Byłam szczęśliwa, ale i też potwornie zmęczona. Zmyłam makijaż i od razu przebrałam się w pidżamę. Napisałam sms’a do Asi i Filipa "To była najlepsza decyzja jaką mogłam podjąć w tej sprawie. Dobranoc”.
Z uśmiechem na ustach zasnęłam nim zdążyłam o czymkolwiek pomyśleć.

Następnego dnia obudziłam się przed 13 i od razu wzięłam prysznic, przebrałam się w dresy i zeszłam na dół by cokolwiek zjeść. W salonie siedział Maciek z Marcinem.
- Hej. – powiedziałam do braci i zaczęłam robić herbatę i tosty.
- W końcu wstałaś. – uśmiechnął się Marcin a Maciek nawet nie zaszczycił mnie spojrzeniem.
- No zaszalałam dzisiaj. W końcu weekend – odwzajemniłam jego uśmiech i z swoim śniadaniem poszłam do siebie. Na telefonie miałam kilka wiadomości.
Od Asi "Koniecznie musisz mi wszystko opowiedzieć.”, na same wspomnienie dzisiejszej nocy kąciki ust powędrowały do góry. Był też od Filipa "Brawo! I tak ma być, spotkamy się w czwartek to pogadamy”. Z Asią umówiłam się na obiad. Nie miałam za dużo czasu więc od razu zaczęłam się ogarniać, włosy związałam w kok, na twarz nałożyłam podkład i tusz do rzęs. Ubrałam się, spakowałam torebkę, wzięłam buty i zbiegłam na dół.
- Gdzie ty się znowu wybierasz? – zwrócił się w moja stronę Marcin a Maciek tylko zmierzył mnie od góry do dołu.

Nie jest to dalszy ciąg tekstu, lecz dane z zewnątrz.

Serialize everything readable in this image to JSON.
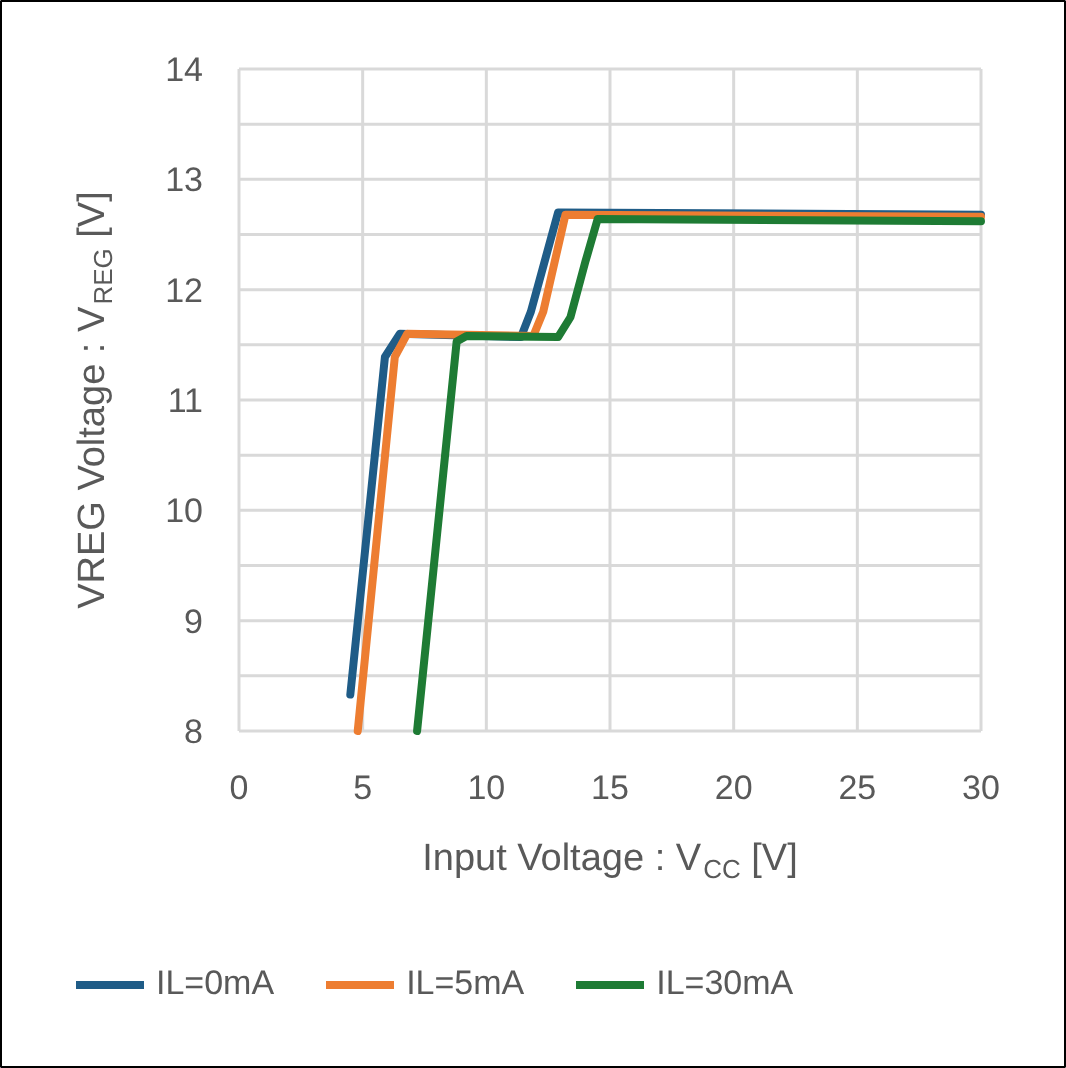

- Umówiłam się na obiad. – założyłam buty i ubierałam kurtkę.
- O której wrócisz ? – nie był to zbyt miły ton głosu, ale nie zamierzałam zwracać na to uwagi.
- Nie za późno. Zresztą czy ty mi się spowiadasz ? Pa. – wzięłam torebkę i wyszłam. Nie miałam ochoty na żadne kłótnie. Czułam, że Maciek mu o wszystkim powiedział i ze oboje mieli problem z Bartkiem.
Pojechałam w umówione miejsce, Asia już na mnie czekała.
- Przepraszam, robiłam co mogłam ale nie wyrobiłam się. – przytuliłam przyjaciółkę.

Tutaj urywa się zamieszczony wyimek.